We showed that an effect of telmisartan, a potent angiotensin II receptor blocker, was attenuating GAD in murine cardiac allografts. Recently, it was reported that telmisartan could function as a partial agonist of peroxisome proliferator-activated receptor-γ (PPAR-γ) in addition to a blocker of angiotensin II receptor. We investigated the effect of telmisartan on chronic rejection. Hearts from Bm12 mice were transplanted into C57BL/6 mice (class II mismatch), and allografts were harvested at 8 weeks after transplantation. Recipient mice were fed either control chow or chow containing telmisartan from 1 day before transplantation. Proliferation assays of SMCs, which were isolated from the aorta of B/6 mice, were performed. Although severe neointimal hyperplasia developed in allografts from control mice fed chow, neointimal hyperplasia was significantly attenuated in allografts from mice fed chow containing telmisartan. Expression of IFN-γ and IL-15 mRNAs and MMP-2 in allografts was significantly lower in telmisartan-treated mice than in control mice. Proliferation of SMCs in response to fetal bovine serum was suppressed significantly by telmisartan. The PPAR-γ antagonist blocked telmisartan-induced suppression of SMC proliferation. Thus, telmisartan attenuates SMC proliferation via PPAR-γ activity and suppresses neointimal hyperplasia after transplantation. Telmisartan may be useful for suppressing chronic allograft rejection [58].

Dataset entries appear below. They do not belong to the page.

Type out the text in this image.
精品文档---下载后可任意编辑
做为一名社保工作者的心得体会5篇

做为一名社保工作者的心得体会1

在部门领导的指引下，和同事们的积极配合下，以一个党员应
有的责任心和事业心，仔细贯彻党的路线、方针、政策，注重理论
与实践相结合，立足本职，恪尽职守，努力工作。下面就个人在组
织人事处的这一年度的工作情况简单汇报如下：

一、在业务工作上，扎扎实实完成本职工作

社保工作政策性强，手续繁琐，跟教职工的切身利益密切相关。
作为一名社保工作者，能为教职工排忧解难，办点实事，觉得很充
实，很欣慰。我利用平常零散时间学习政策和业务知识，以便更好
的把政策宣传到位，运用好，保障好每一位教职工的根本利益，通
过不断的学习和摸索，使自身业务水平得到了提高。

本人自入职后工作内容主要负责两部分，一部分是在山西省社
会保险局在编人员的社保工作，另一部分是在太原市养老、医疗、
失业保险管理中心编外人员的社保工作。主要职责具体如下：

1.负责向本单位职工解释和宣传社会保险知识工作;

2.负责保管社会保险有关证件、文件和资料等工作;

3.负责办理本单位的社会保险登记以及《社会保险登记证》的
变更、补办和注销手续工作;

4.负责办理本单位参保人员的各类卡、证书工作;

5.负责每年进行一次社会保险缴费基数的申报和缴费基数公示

Studies have shown that HMG-CoA reductase inhibitors (statins) play an important role in the prevention of GAD. The effects of statins are mediated by multiple immunogenic effects. Simvastatin reduced proinflammatory cytokine activity, improved coronary endothelial function, and increased coronary lumen area [59]. We demonstrated that pitavastatin has an effect for prevention of GAD in an animal model. We investigated the role of pitavastatin, a potent HMG-CoA reductase inhibitor, in cardiac allograft rejection and mechanism of GAD suppression. Balb/c mice hearts were transplanted into C3H/He mice (a full allomismatch combination) to assess acute rejection or C57BL/6 hearts into Bm12 (a class II mismatch combination) to examine the extent of GAD. Pitavastatin was orally administered to mice everyday. To assess the effect in acute rejection, mixed lymphocyte reaction (MLR) was performed and cytokine mRNA expression was examined by ribonuclease protection assay (RPA). We found that pitavastatin significantly prolonged allograft survival. Lymphocyte proliferation was inhibited by pitavastatin, and RPA showed downregulation of IL-6 in pitavastatin-treated cardiac allografts. Allografts in the pitavastatin-treated group after 8 weeks showed less GAD compared to the control group. In an in vitro study, pitavastatin suppressed the SMC proliferation in response to activated T cells and inhibited extracellular signal-regulated kinase 1/2 activation. Thus, we concluded that pitavastatin could be effective to suppress GAD development in cardiac transplantation [60] (Fig. 6.9).